On July 31, 1994, the book Lost Lives says that the pair were shot by two men with AK47s who jumped out of a white van as the loyalists crossed the Ormeau Road at Rushfield Avenue (near the Vineyard off-licence today).
They had reportedly been on “a weekend drinking spree” following a wedding.
RUC officers had chased the IRA team’s car across the Ormeau Bridge after the shooting and opened fire on the gang, but an angry crowd gathered and prevented the gunmen from being apprehended.
Elder was aged 32 and also known as Snowy, and Bratty was 33 with three children.
Elder had previously been charged in relation to the 1992 Sean Graham massacre but charges had been dropped.
Bratty meanwhile was said to have been in court on the day the bookie massacre occurred, but held the post of Ormeau district commander in the UDA, according to Lost Lives, and therefore was thought to have sanctioned the shootings.
On August 31, 1994, two months after the killing of Bratty and Elder, the IRA declared a ceasefire.
Ultimately two men were charged with Bratty and Edler’s murders, but were acquitted in 1996.
A Catholic youth worker who had tried to do cross-community activities with Bratty while the loyalist was still a teenager recalled that he and his friends had the letters ’KKK’ tattooed on themselves.
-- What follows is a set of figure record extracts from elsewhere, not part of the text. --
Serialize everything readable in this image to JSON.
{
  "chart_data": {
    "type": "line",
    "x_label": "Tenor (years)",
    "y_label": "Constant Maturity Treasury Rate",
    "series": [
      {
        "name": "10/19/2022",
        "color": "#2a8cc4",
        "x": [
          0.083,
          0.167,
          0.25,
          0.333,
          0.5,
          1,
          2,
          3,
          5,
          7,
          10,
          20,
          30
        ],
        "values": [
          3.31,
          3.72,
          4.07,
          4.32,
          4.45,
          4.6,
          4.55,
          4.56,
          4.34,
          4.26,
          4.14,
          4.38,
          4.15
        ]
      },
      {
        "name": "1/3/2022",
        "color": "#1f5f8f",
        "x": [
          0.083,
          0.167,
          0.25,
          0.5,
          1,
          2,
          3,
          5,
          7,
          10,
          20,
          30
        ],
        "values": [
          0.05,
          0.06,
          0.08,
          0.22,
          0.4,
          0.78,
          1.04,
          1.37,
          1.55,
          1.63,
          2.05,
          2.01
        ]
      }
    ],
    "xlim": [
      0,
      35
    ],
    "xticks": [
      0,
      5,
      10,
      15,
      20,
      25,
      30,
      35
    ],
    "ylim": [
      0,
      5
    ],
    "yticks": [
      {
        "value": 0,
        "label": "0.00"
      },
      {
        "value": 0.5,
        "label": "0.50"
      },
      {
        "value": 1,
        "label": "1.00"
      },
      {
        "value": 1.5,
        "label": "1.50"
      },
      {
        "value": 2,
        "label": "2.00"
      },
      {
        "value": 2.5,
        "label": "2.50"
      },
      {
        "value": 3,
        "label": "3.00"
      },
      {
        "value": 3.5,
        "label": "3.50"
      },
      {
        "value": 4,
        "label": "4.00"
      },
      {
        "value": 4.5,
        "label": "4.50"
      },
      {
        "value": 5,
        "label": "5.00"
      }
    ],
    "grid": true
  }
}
The youth worker was quoted in Lost Lives as saying: “Joe was tough and aggressive but also vulnerable and impressionable...
“He had great potential but it was wasted.
“There was nothing inherently evil about Joe Bratty. He wasn’t born a killer.”
Lost Lives also quotes Ulster Unionist MP Rev Martin Smyth as saying: “I’m aware there were attempts on these men’s lives over a period of seven or eight years.
“They were pursued with a deadly purpose without being brought to a public trial.
“The IRA seem to think they have the right to do whatever they want.”
Ultimately the UDA / UFF murdered 260 people according to Ulster University’s CAIN web archive – a number which is certainly a major underestimate.
That is because the UDA was engaged in intensive feuding from the turn of the millennium onwards as it gradually fell deeper into ill-discipline and factionalism – and CAIN’s records only go up to 2001, meaning these murders do not appear.
In addition CAIN attributes a whopping 256 killings to the category of “non-specific loyalist group”, many of which will have been unclaimed murders by UDA members.
The PIRA meanwhile killed at least 1,700: mainly civilians (491, but likely quite a bit higher due to the lack of claims of responsibility, especially in civilian murders), British Army or former personnel (459), police or former officers (284), and UDR or former UDR soldiers (221).